Aprender sin oír
Es casi mediodía y Natalia agota las pocas horas que le restan de la jornada escolar atendiendo a las traducciones de Rocío, su intérprete. Natalia Jaén Abad nació el día 2 de abril de 2004, en Sevilla. A los dos meses del nacimiento de Natalia, su madre intuyó la posible sordera de la pequeña al observar que no respondía ante ciertos estímulos auditivos, tales como palmadas, música o fuertes ruidos mientras dormía. “El especialista que la atendió en el hospital diagnosticó que la niña padecía de oídos inmaduros”, su capacidad auditiva aún no se había desarrollado, “algo común en los recién nacidos”, explica María José Abad, madre de la niña. María José es la presidenta de la Asociación Cultural de Integración Sordo Oyente de la capital andaluza (ACISO), lugar en el que conoció a su marido y padre de Natalia, Eduardo Jaén. Eduardo padece de sordera profunda desde la edad temprana de tres años, a consecuencia de la extratomicina, fármaco que le afectó directamente al nervio del oído interno.
El tiempo pasaba y Natalia seguía sin reaccionar a las palabras de su madre. Transcurridos diez meses, vuelven al hospital donde las sospechas de la familia se tornan ciertas. “La doctora nos dijo que Natalia era sorda profunda. Fue entonces cuando me pregunté cómo era posible que, en tan sólo diez meses, mi hija pasara de tener oídos inmaduros a ser sorda profunda…”, comenta María José.

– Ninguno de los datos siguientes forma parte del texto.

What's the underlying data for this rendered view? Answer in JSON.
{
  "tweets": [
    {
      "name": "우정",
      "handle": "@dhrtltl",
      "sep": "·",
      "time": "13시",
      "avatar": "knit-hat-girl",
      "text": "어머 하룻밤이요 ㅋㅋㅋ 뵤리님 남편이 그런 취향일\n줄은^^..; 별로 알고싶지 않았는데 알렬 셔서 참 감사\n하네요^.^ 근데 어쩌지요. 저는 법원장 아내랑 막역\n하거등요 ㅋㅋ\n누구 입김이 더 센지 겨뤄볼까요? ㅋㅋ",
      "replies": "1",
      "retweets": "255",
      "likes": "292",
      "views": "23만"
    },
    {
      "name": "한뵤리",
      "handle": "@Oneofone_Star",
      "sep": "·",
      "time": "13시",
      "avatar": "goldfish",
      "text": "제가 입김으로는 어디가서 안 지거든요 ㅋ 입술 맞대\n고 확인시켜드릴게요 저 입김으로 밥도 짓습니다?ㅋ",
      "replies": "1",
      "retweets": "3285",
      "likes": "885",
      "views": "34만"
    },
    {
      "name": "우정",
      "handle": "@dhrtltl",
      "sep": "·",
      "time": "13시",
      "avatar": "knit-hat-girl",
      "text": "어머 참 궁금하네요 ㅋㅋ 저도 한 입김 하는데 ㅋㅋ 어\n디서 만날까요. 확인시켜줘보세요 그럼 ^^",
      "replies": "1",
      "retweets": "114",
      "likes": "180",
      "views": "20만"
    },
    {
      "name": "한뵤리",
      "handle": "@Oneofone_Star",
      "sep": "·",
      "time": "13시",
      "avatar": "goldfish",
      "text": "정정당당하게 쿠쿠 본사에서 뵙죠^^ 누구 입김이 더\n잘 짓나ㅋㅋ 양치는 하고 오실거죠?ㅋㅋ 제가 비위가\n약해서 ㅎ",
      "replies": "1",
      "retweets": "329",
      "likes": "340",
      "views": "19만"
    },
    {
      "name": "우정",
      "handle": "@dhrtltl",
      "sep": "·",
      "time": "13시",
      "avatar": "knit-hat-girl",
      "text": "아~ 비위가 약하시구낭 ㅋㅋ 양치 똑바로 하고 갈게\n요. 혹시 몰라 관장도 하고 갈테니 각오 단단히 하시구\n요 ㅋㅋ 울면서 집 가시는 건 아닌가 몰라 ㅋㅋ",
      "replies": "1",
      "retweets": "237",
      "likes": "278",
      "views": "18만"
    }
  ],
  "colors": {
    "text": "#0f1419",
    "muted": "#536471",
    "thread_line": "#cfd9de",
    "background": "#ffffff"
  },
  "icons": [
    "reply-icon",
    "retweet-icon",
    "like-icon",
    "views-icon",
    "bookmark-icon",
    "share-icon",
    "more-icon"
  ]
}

Desde ese mismo momento, la familia de Natalia se vuelca en el aprendizaje de la que será su lengua materna: la lengua de signos. “No sólo le enseñamos la lengua de signos porque fuera sorda. Teníamos claro que la niña tenía que aprender a signar para comunicarse tanto con su padre como con su abuela, ambos sordos profundos”, añade María José.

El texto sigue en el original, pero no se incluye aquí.